Artefak-artefak
batu hasil temuan terbaru mengisyaratkan bahwa manusia meninggalkan Afrika
melalui Semenanjung Arabia (jazirah Arab) bukannya melalui wilayah pesisir (coasts), sebagaimana yang selama ini
diperkirakan, kata para peneliti.
Manusia modern pertama kali
muncul sekitar 200.000 tahun yang lalu di Afrika. Kapan dan bagaimana nenek
moyang kita ini kemudian menyebar ke seluruh permukaan Bumi telah lama menjadi
kontroversi, namun para ahli genetika pernah mengisyaratkan eksodus ini terjadi
sekitar antara 40.000 hingga 70.000 tahun yang lalu. Teori terbaru yang
diterima adalah bahwa eksodus dari Afrika terjadi melaui pesisir Arabia (Arabia ’s shores), bukannya melalui wilayah pedalaman
yang sekarang dikenal kering.
Akan tetapi, artefak-artefak
batu yang berusia sekurangnya 100.000 tahun yang berasal dari Gurun Pasir Arab,
yang ditemukan bulan Januari 2011, mengisyaratkan bahwa manusia boleh jadi
mulai meninggalkan Afrika dan menyebar di permukaan Bumi ini lebih awal
daripada yang pernah kita perkirakan.
Belakangan ini, lebih dari
100 situs-situs temuan baru di Kesultanan Oman tampaknya mengkonfirmasi bahwa
manusia modern mulai meninggalkan Afrika melaui Arabia jauh sebelum seperti
yang diperkirakan berdasarkan bukti-bukti genetik.
“Setelah satu dekade penelusuran
di wilayah selatan Arabia untuk mencari beberapa petunjuk yang bisa dijadikan
alat untuk memahami ekspansi manusia tahap awal, pada akhirnya, setelah melaui
pencarian yang melelahkan, kita telah menemukan jejak pertanda (smoking gun) keluarnya mereka dari Afrika,”
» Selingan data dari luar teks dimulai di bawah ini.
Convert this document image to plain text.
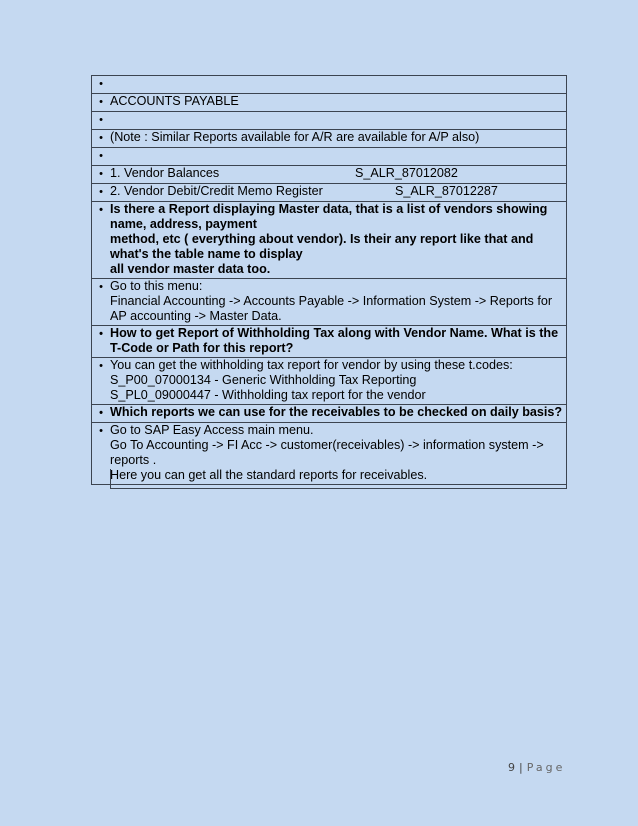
•
• ACCOUNTS PAYABLE
•
• (Note : Similar Reports available for A/R are available for A/P also)
•
• 1. Vendor Balances	S_ALR_87012082
• 2. Vendor Debit/Credit Memo Register	S_ALR_87012287
• Is there a Report displaying Master data, that is a list of vendors showing
name, address, payment
method, etc ( everything about vendor). Is their any report like that and
what's the table name to display
all vendor master data too.
• Go to this menu:
Financial Accounting -> Accounts Payable -> Information System -> Reports for
AP accounting -> Master Data.
• How to get Report of Withholding Tax along with Vendor Name. What is the
T-Code or Path for this report?
• You can get the withholding tax report for vendor by using these t.codes:
S_P00_07000134 - Generic Withholding Tax Reporting
S_PL0_09000447 - Withholding tax report for the vendor
• Which reports we can use for the receivables to be checked on daily basis?
• Go to SAP Easy Access main menu.
Go To Accounting -> FI Acc -> customer(receivables) -> information system ->
reports .
Here you can get all the standard reports for receivables.
9 | Page
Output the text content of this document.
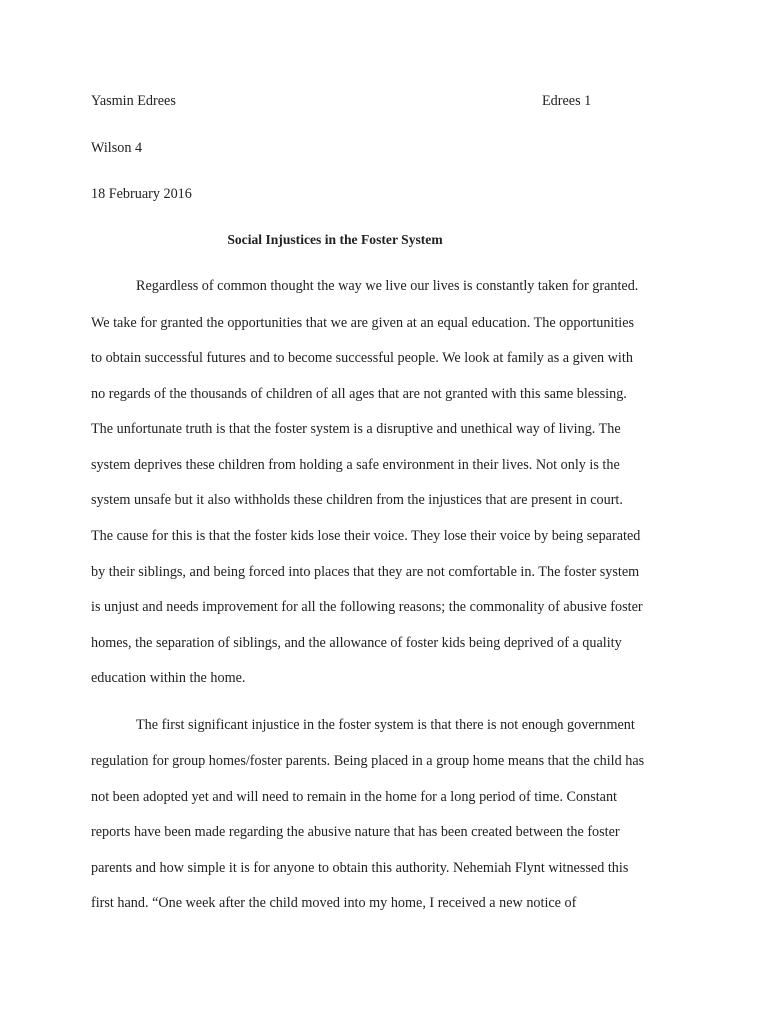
Yasmin Edrees	Edrees 1
Wilson 4
18 February 2016
Social Injustices in the Foster System
Regardless of common thought the way we live our lives is constantly taken for granted.
We take for granted the opportunities that we are given at an equal education. The opportunities
to obtain successful futures and to become successful people. We look at family as a given with
no regards of the thousands of children of all ages that are not granted with this same blessing.
The unfortunate truth is that the foster system is a disruptive and unethical way of living. The
system deprives these children from holding a safe environment in their lives. Not only is the
system unsafe but it also withholds these children from the injustices that are present in court.
The cause for this is that the foster kids lose their voice. They lose their voice by being separated
by their siblings, and being forced into places that they are not comfortable in. The foster system
is unjust and needs improvement for all the following reasons; the commonality of abusive foster
homes, the separation of siblings, and the allowance of foster kids being deprived of a quality
education within the home.
The first significant injustice in the foster system is that there is not enough government
regulation for group homes/foster parents. Being placed in a group home means that the child has
not been adopted yet and will need to remain in the home for a long period of time. Constant
reports have been made regarding the abusive nature that has been created between the foster
parents and how simple it is for anyone to obtain this authority. Nehemiah Flynt witnessed this
first hand. “One week after the child moved into my home, I received a new notice of
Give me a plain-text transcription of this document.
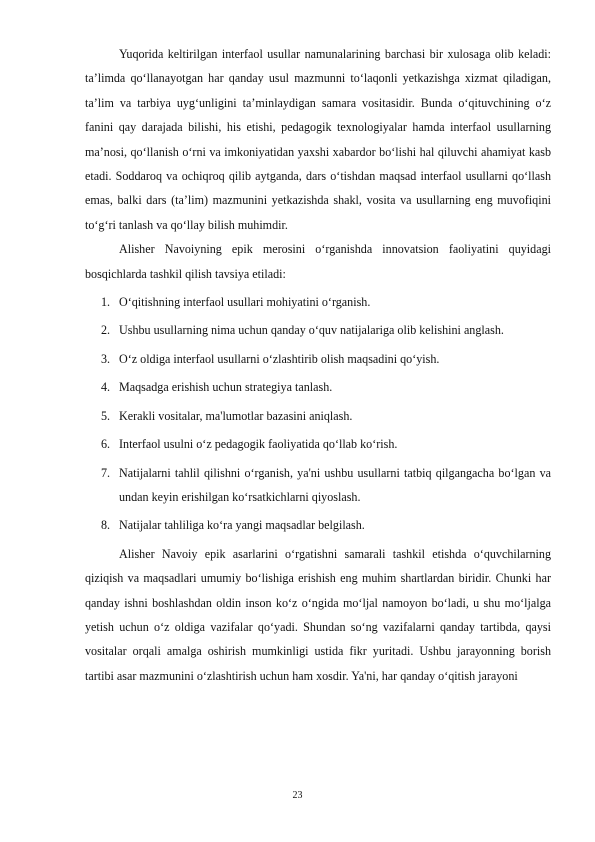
Yuqorida keltirilgan interfaol usullar namunalarining barchasi bir xulosaga olib keladi: ta’limda qo‘llanayotgan har qanday usul mazmunni to‘laqonli yetkazishga xizmat qiladigan, ta’lim va tarbiya uyg‘unligini ta’minlaydigan samara vositasidir. Bunda o‘qituvchining o‘z fanini qay darajada bilishi, his etishi, pedagogik texnologiyalar hamda interfaol usullarning ma’nosi, qo‘llanish o‘rni va imkoniyatidan yaxshi xabardor bo‘lishi hal qiluvchi ahamiyat kasb etadi. Soddaroq va ochiqroq qilib aytganda, dars o‘tishdan maqsad interfaol usullarni qo‘llash emas, balki dars (ta’lim) mazmunini yetkazishda shakl, vosita va usullarning eng muvofiqini to‘g‘ri tanlash va qo‘llay bilish muhimdir.

Alisher Navoiyning epik merosini o‘rganishda innovatsion faoliyatini quyidagi bosqichlarda tashkil qilish tavsiya etiladi:

1. O‘qitishning interfaol usullari mohiyatini o‘rganish.
2. Ushbu usullarning nima uchun qanday o‘quv natijalariga olib kelishini anglash.
3. O‘z oldiga interfaol usullarni o‘zlashtirib olish maqsadini qo‘yish.
4. Maqsadga erishish uchun strategiya tanlash.
5. Kerakli vositalar, ma'lumotlar bazasini aniqlash.
6. Interfaol usulni o‘z pedagogik faoliyatida qo‘llab ko‘rish.
7. Natijalarni tahlil qilishni o‘rganish, ya'ni ushbu usullarni tatbiq qilgangacha bo‘lgan va undan keyin erishilgan ko‘rsatkichlarni qiyoslash.
8. Natijalar tahliliga ko‘ra yangi maqsadlar belgilash.

Alisher Navoiy epik asarlarini o‘rgatishni samarali tashkil etishda o‘quvchilarning qiziqish va maqsadlari umumiy bo‘lishiga erishish eng muhim shartlardan biridir. Chunki har qanday ishni boshlashdan oldin inson ko‘z o‘ngida mo‘ljal namoyon bo‘ladi, u shu mo‘ljalga yetish uchun o‘z oldiga vazifalar qo‘yadi. Shundan so‘ng vazifalarni qanday tartibda, qaysi vositalar orqali amalga oshirish mumkinligi ustida fikr yuritadi. Ushbu jarayonning borish tartibi asar mazmunini o‘zlashtirish uchun ham xosdir. Ya'ni, har qanday o‘qitish jarayoni

23
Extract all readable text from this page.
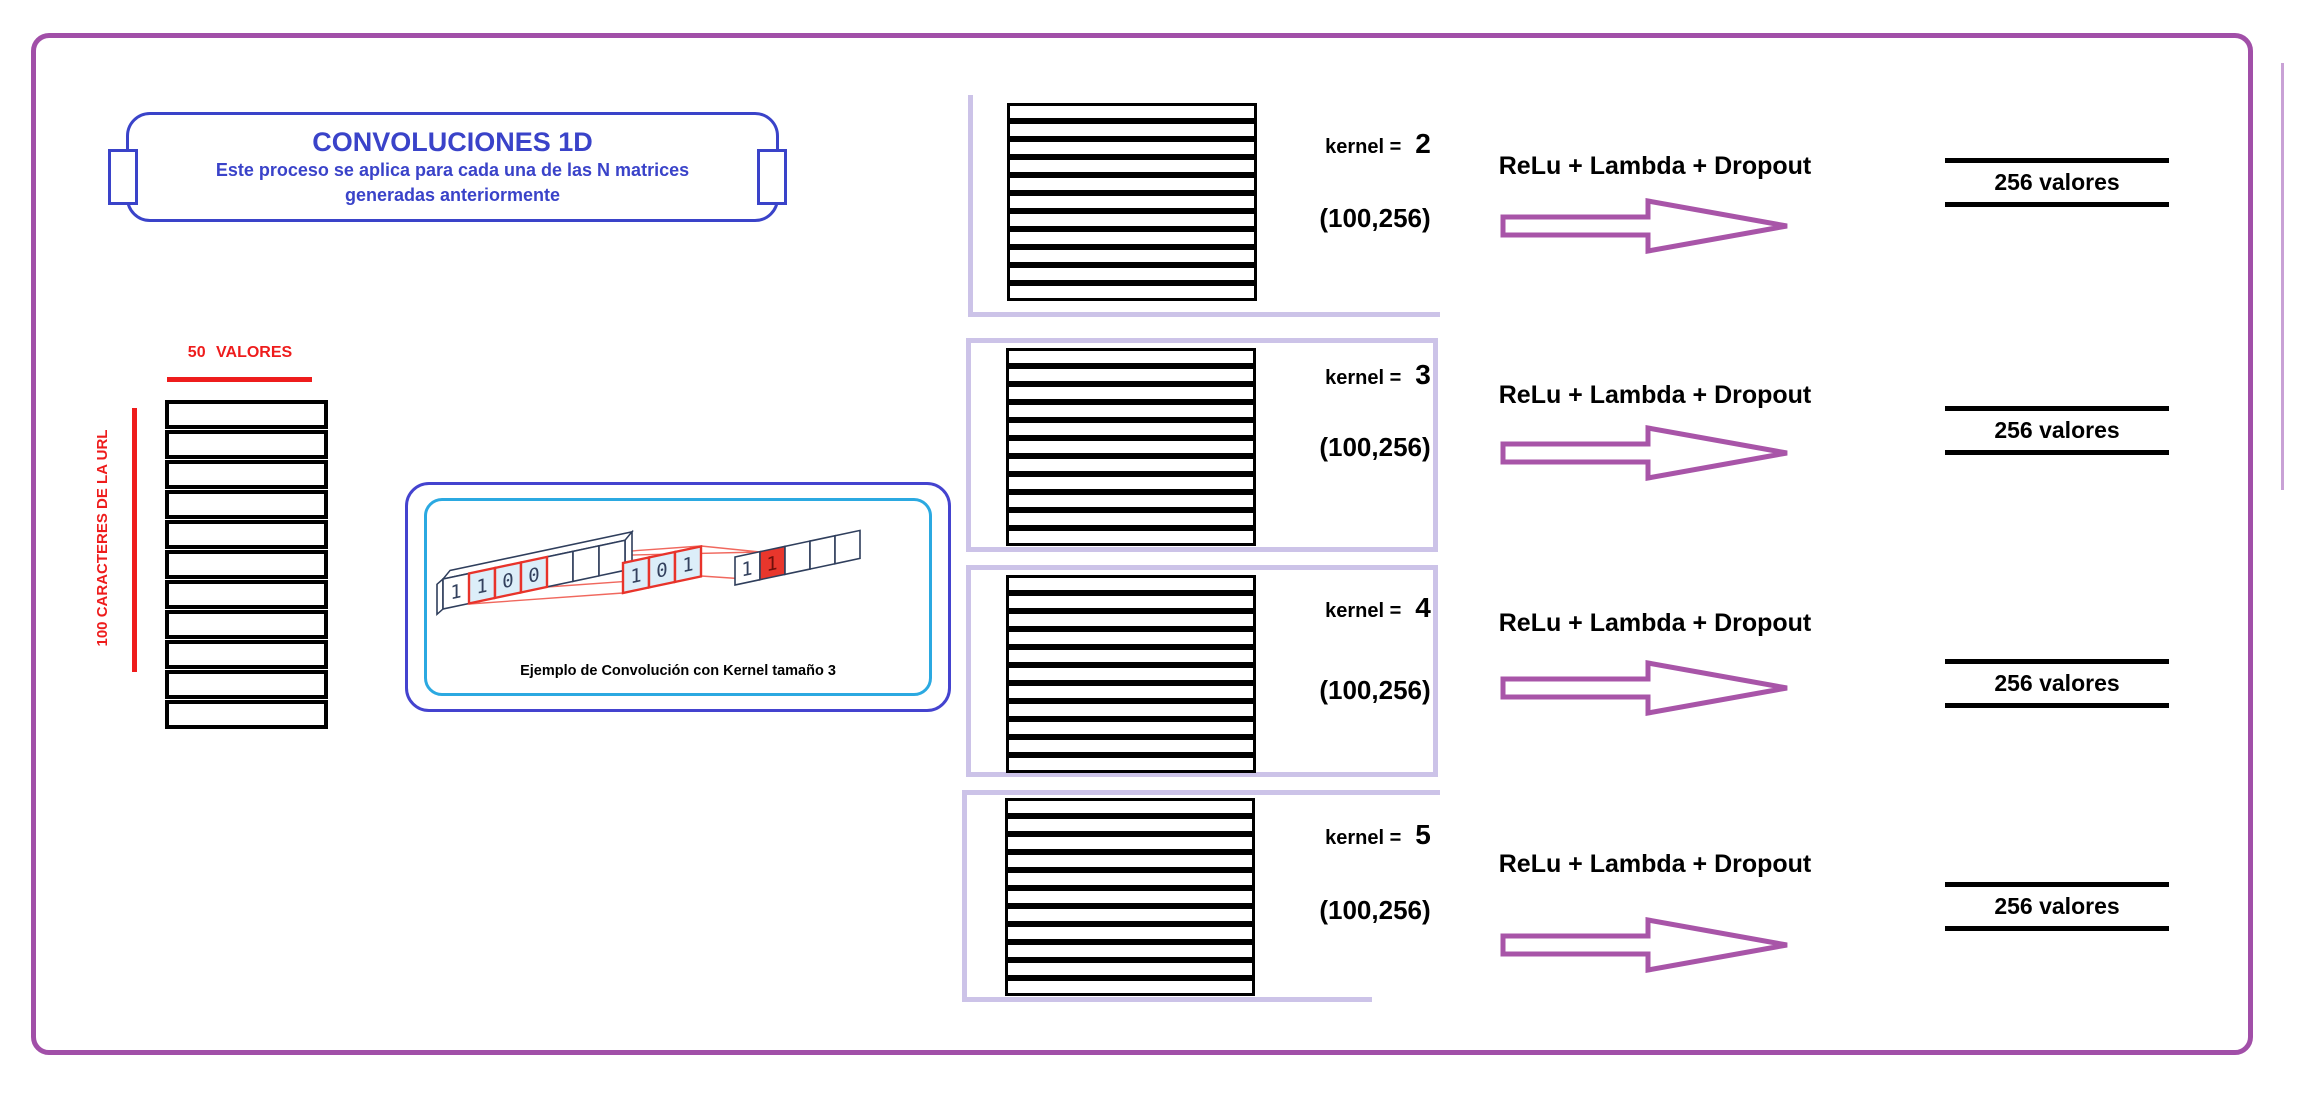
CONVOLUCIONES 1D
Este proceso se aplica para cada una de las N matrices
generadas anteriormente
50 VALORES
100 CARACTERES DE LA URL	1 1 0 0	1 0 1	1 1
Ejemplo de Convolución con Kernel tamaño 3
kernel = 2
kernel = 3
kernel = 4
kernel = 5
(100,256)
(100,256)
(100,256)
(100,256)
ReLu + Lambda + Dropout
ReLu + Lambda + Dropout
ReLu + Lambda + Dropout
ReLu + Lambda + Dropout
256 valores
256 valores
256 valores
256 valores
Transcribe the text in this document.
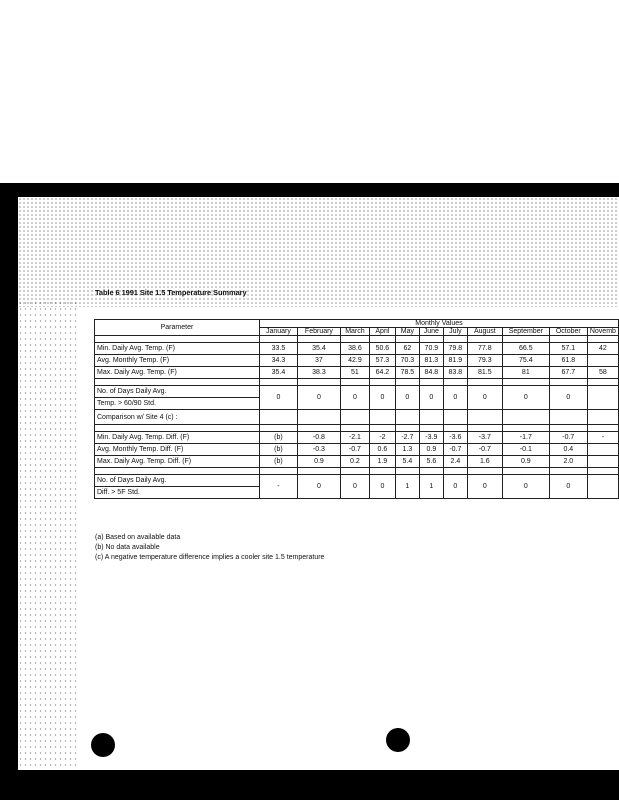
Table 6 1991 Site 1.5 Temperature Summary
Parameter	Monthly Values										
	January	February	March	April	May	June	July	August	September	October	Novemb

Min. Daily Avg. Temp. (F)	33.5	35.4	38.6	50.6	62	70.9	79.8	77.8	66.5	57.1	42
Avg. Monthly Temp. (F)	34.3	37	42.9	57.3	70.3	81.3	81.9	79.3	75.4	61.8	
Max. Daily Avg. Temp. (F)	35.4	38.3	51	64.2	78.5	84.8	83.8	81.5	81	67.7	58

No. of Days Daily Avg.	0	0	0	0	0	0	0	0	0	0	
Temp. > 60/90 Std.											
Comparison w/ Site 4 (c) :											

Min. Daily Avg. Temp. Diff. (F)	(b)	-0.8	-2.1	-2	-2.7	-3.9	-3.6	-3.7	-1.7	-0.7	-
Avg. Monthly Temp. Diff. (F)	(b)	-0.3	-0.7	0.6	1.3	0.9	-0.7	-0.7	-0.1	0.4	
Max. Daily Avg. Temp. Diff. (F)	(b)	0.9	0.2	1.9	5.4	5.6	2.4	1.6	0.9	2.0	

No. of Days Daily Avg.	-	0	0	0	1	1	0	0	0	0	
Diff. > 5F Std.											
(a) Based on available data
(b) No data available
(c) A negative temperature difference implies a cooler site 1.5 temperature
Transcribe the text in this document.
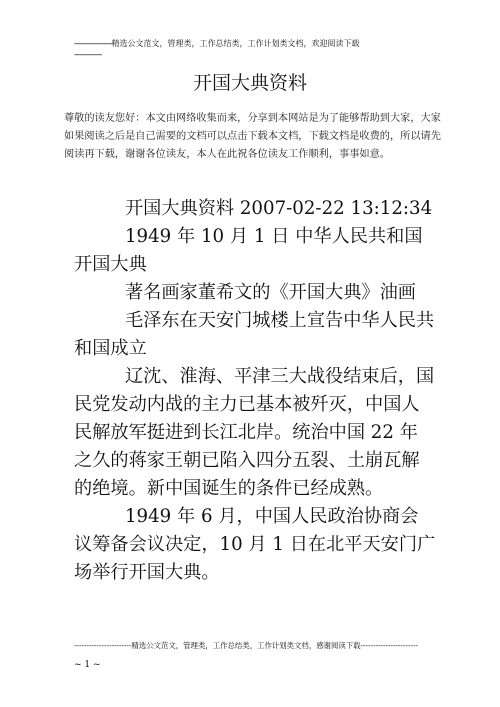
----------------------精选公文范文，管理类，工作总结类，工作计划类文档，欢迎阅读下载
----------------
开国大典资料
尊敬的读友您好：本文由网络收集而来，分享到本网站是为了能够帮助到大家，大家如果阅读之后是自己需要的文档可以点击下载本文档，下载文档是收费的，所以请先阅读再下载，谢谢各位读友，本人在此祝各位读友工作顺利，事事如意。

开国大典资料 2007-02-22 13:12:34

1949 年 10 月 1 日 中华人民共和国开国大典

著名画家董希文的《开国大典》油画

毛泽东在天安门城楼上宣告中华人民共和国成立

辽沈、淮海、平津三大战役结束后，国民党发动内战的主力已基本被歼灭，中国人民解放军挺进到长江北岸。统治中国 22 年之久的蒋家王朝已陷入四分五裂、土崩瓦解的绝境。新中国诞生的条件已经成熟。

1949 年 6 月，中国人民政治协商会议筹备会议决定，10 月 1 日在北平天安门广场举行开国大典。

-----------------------精选公文范文，管理类，工作总结类，工作计划类文档，感谢阅读下载-----------------------
~ 1 ~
kata peneliti kepala Jeffrey Rose, seorang arkeolog paleolitik pada Universitas
Birmingham di Inggris. “Yang membuat hal ini menjadi menarik adalah bahwa
jawabannya merupakan sebuah skenario yang hampir tidak pernah kita perkirakan.”
Artefak Arab
Tim arkeolog dan geolog internasional
mendapatkan penemuan mereka di Pegunungan Dhofar di selatan Oman , yang
terletak di sudut sebelah selatan Semenanjung Arab.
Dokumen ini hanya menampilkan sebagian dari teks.